Edited Dec 08, 2007, 18:37
Re: King Crimson/Roxy Music
Dec 08, 2007, 18:32
machineryelf wrote:
Yessongs -once they got rid of Bruford, certainly a great drummer but seemingly incapable of keeping a simple 4 to the floor beat without filling the spaces with jazzy bippity boppity stuff, Yes actually had a groove, a pretty stiff middle class whiteboy groove but a groove non the less. checkout out the latter parts of Yessongs or Going For The One


You are totally right. The last side of Yessongs (Starship Trooper and Yours Is No Disgrace) does rock pretty hard. Though those are at heart tunes built by and for Tony Kaye's organ (rather than Wakeman's moogs) and you can hear the Peter Banks influence in the riffage.
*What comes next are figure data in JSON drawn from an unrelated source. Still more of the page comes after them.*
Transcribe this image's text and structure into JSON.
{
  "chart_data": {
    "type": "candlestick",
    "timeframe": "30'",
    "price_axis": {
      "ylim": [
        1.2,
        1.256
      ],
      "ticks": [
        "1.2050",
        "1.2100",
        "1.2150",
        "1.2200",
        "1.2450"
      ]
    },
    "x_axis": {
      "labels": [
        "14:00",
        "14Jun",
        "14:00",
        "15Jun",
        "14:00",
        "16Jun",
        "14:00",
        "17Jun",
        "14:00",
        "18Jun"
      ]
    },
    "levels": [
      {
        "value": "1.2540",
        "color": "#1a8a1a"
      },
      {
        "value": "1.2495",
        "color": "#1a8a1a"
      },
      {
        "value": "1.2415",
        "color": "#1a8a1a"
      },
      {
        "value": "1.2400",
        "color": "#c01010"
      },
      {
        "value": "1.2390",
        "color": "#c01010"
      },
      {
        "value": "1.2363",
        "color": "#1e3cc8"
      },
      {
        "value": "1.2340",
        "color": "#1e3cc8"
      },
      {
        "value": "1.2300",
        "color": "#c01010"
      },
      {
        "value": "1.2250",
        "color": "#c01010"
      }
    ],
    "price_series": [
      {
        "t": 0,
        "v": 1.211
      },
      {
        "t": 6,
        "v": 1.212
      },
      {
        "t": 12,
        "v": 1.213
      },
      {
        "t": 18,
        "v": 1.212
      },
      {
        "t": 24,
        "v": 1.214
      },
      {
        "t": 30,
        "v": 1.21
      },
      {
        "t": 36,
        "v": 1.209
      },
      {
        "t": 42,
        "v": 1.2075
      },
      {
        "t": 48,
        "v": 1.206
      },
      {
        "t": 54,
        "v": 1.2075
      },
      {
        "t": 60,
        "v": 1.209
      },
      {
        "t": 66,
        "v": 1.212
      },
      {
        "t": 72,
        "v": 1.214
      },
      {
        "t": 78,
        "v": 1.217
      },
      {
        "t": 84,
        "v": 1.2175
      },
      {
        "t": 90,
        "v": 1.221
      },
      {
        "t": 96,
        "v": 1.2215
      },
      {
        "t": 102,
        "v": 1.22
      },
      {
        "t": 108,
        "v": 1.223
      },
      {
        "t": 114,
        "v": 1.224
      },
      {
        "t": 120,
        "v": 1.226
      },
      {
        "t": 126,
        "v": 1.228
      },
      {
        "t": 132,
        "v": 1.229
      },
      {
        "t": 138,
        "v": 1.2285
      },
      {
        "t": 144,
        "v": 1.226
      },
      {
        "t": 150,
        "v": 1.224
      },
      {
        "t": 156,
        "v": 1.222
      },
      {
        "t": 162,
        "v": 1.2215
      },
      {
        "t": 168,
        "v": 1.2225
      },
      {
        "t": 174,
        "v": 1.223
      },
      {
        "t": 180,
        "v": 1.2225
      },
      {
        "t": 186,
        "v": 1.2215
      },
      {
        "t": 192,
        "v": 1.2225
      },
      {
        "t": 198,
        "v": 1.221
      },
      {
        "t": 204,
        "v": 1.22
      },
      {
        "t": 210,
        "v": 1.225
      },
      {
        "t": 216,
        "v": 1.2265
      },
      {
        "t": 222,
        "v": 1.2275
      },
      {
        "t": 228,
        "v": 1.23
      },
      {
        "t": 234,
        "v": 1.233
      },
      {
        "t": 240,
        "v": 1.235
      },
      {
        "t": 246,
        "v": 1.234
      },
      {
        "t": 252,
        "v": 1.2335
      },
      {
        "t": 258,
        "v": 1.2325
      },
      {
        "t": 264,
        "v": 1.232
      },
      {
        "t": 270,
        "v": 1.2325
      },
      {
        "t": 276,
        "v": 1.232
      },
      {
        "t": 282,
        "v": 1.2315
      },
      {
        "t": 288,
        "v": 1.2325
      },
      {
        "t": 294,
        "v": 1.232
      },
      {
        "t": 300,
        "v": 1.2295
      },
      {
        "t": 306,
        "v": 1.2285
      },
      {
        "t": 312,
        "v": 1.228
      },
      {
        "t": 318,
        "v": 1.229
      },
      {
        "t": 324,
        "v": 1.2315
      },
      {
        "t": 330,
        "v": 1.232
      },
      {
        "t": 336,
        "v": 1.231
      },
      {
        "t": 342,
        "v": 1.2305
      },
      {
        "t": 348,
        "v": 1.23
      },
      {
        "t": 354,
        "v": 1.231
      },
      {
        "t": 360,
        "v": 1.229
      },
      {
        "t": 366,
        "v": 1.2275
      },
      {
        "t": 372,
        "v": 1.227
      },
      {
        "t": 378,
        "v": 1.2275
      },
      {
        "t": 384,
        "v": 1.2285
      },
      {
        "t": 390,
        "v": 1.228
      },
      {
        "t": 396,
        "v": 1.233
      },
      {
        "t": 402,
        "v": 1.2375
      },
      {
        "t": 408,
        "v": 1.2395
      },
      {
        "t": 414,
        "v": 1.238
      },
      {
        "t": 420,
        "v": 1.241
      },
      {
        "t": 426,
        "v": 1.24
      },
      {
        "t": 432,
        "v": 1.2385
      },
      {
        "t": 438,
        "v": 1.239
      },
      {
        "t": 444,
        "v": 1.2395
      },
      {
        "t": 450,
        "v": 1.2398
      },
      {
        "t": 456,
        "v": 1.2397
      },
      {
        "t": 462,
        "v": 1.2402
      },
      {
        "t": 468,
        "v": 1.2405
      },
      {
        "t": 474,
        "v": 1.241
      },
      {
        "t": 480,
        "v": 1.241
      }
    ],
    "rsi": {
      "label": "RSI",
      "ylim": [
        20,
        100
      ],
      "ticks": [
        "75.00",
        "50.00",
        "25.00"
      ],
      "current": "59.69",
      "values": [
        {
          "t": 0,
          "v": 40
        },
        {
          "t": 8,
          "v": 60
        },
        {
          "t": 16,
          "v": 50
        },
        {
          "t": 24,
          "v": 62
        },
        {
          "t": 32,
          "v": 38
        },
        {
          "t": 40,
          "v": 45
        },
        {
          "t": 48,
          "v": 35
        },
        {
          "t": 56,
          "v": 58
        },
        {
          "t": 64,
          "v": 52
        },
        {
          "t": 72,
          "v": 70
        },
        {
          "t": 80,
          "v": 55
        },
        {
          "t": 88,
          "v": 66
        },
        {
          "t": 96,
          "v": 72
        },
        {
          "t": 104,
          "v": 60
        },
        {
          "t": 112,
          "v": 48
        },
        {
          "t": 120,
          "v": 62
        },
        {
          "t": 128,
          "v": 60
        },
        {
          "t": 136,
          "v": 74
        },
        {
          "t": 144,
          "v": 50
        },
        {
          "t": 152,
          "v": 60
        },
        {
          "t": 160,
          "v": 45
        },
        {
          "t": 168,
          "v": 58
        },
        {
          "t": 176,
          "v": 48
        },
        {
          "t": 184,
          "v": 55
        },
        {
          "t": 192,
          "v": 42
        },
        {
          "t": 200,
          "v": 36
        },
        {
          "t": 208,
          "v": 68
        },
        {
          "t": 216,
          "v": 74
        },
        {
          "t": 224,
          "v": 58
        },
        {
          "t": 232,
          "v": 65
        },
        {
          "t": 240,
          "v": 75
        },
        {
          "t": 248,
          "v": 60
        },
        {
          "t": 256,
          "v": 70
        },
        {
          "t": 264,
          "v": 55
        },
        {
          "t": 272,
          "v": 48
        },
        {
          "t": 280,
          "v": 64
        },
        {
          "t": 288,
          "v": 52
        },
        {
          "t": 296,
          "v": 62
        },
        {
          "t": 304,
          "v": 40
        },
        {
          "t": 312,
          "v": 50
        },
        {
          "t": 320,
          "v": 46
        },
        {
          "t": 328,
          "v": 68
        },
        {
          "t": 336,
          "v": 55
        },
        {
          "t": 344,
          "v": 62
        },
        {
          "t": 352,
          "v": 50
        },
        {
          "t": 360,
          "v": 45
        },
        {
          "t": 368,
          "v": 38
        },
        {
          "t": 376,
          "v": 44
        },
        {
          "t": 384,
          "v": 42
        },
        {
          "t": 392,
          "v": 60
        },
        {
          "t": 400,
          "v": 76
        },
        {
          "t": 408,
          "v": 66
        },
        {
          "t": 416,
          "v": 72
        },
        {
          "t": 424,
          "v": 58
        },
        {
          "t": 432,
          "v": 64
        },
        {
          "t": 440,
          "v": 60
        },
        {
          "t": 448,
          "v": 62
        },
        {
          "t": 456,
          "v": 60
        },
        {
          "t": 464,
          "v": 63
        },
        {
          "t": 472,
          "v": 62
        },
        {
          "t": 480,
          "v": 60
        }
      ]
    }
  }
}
I was thinking more of say the Going For The One album where they tried to update their sound but only really hit the mark on the brilliant Awaken which is classic neo-classical prog and possibly the finest piece of music of its kind. But it doesn't rock. Their version of I'm Down which they were playing on the 76 tour is just hilarious. James Last Orchestra covering Easy Livin had more about it!

You're right about Roxy too. Only Be Bop Deluxe did the futurist retro thing with anything like the same degree of invention.
zphage
zphage
3378 posts

Re: King Crimson/Roxy Music
Dec 08, 2007, 18:43
Greg Lake era of Crimson has some great stories about changing up tempos on Fripp to Bluesy/jazzy swing because Fripp couldn't swing.

Fripp has a very nice appreciation written in a Robin Trower reissue about how he took lessons from Robin in the early 70's to get that bluesy jazzy swing.